Aleph

How To Configure a Storage Provider

Whenever you upload a file to Aleph that file are stored in the so-called file archive. Aleph supports multiple storage backends for the file archive. By default, Aleph stores files on the local file system, but you can configure Aleph to use an object storage provider such as Google Cloud Storage or AWS S3.

File system

By default, Aleph stores files on the local file system. You do not have to change any configuration options to store the file archive on the local file system.

If necessary, you can configure the path of the file system by setting the ARCHIVE_PATH configuration option.

Files written inside of a Docker container are not persisted by default, i.e. they are lost when the container is deleted or recreated. When you run Aleph using the default storage driver, make sure that a volume is configured to persist the data even when the container is deleted or recreated.

When storing files on the file system you have to set up backups yourself. Please also refer to our guide on how to create a backup.

Amazon AWS S3

You can use Amazon AWS S3 or any other object storage provider that is compatible with S3 to store files. Many other providers such as Digital Ocean, Backblaze, OVH provide object storage compatible with S3.

  1. Create and configure a storage bucket with your provider. Depending on whether you use Amazon AWS S3 or a different provider the exact steps vary so we cannot provide step-by-step instructions in this guide. Please refer to the documentation of your provider for details.

    Make sure to configure your bucket to be private.

  2. After you have created your storage bucket, you need the following information:

    • Bucket URL (sometimes also referred to as the bucket endpoint)
    • Access key ID
    • Secret access key

    Your provider may use slightly different terms instead of “Access key ID” and “Secret access key”.

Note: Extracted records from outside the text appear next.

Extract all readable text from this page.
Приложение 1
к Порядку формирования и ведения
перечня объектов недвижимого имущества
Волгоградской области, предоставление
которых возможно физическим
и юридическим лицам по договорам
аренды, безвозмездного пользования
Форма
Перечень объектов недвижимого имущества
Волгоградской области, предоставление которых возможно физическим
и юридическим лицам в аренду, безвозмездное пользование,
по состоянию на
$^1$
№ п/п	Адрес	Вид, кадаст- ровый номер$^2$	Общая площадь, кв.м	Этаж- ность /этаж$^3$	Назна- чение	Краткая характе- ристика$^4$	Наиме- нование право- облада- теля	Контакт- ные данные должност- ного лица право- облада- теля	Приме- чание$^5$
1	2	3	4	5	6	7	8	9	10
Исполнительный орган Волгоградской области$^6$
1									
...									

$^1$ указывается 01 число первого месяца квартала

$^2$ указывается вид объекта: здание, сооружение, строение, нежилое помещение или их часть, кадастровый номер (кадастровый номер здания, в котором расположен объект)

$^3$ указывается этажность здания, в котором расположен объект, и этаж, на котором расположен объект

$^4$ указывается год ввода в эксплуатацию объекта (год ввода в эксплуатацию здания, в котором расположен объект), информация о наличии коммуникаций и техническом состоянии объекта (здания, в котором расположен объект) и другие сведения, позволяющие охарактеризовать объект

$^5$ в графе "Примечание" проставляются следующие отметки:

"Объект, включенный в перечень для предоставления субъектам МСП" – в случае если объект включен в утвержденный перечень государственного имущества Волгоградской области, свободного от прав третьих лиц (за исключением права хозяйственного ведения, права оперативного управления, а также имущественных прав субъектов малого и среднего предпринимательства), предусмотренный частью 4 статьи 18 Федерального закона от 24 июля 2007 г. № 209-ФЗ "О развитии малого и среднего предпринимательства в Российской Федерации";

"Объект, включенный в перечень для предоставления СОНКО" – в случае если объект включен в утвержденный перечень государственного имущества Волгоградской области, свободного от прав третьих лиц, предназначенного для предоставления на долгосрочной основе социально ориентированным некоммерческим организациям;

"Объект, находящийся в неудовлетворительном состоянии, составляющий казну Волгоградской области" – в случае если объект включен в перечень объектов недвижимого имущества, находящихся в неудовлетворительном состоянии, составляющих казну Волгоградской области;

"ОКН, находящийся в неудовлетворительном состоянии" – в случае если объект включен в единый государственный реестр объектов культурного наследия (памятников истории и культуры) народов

  3. Set the following configuration options:

    Configuration optionValue
    ARCHIVE_TYPEs3
    ARCHIVE_BUCKETBucket URL
    AWS_ACCESS_KEY_IDAccess key ID
    AWS_SECRET_ACCESS_KEYSecret access key

IAM roles

If you use Amazon AWS S3 as your object storage provider and host Aleph on Amazon AWS EC2 you can use IAM roles instead of explicitly specifying an access key ID and secret access key. If possible this is the preferred way to give Aleph access to a storage bucket as it doesn’t require you to manually manage the credentials.

Please refer to the Amazon AWS documentation for details. Once you’ve configured the necessary IAM, configure Aleph as outlined in the previous section but leave the AWS_ACCESS_KEY_ID and AWS_SECRET_ACCESS_KEY configuration options empty.

Google Cloud Storage

  1. Create and configure a storage bucket. For details, please refer to the Google Cloud Storage documentation.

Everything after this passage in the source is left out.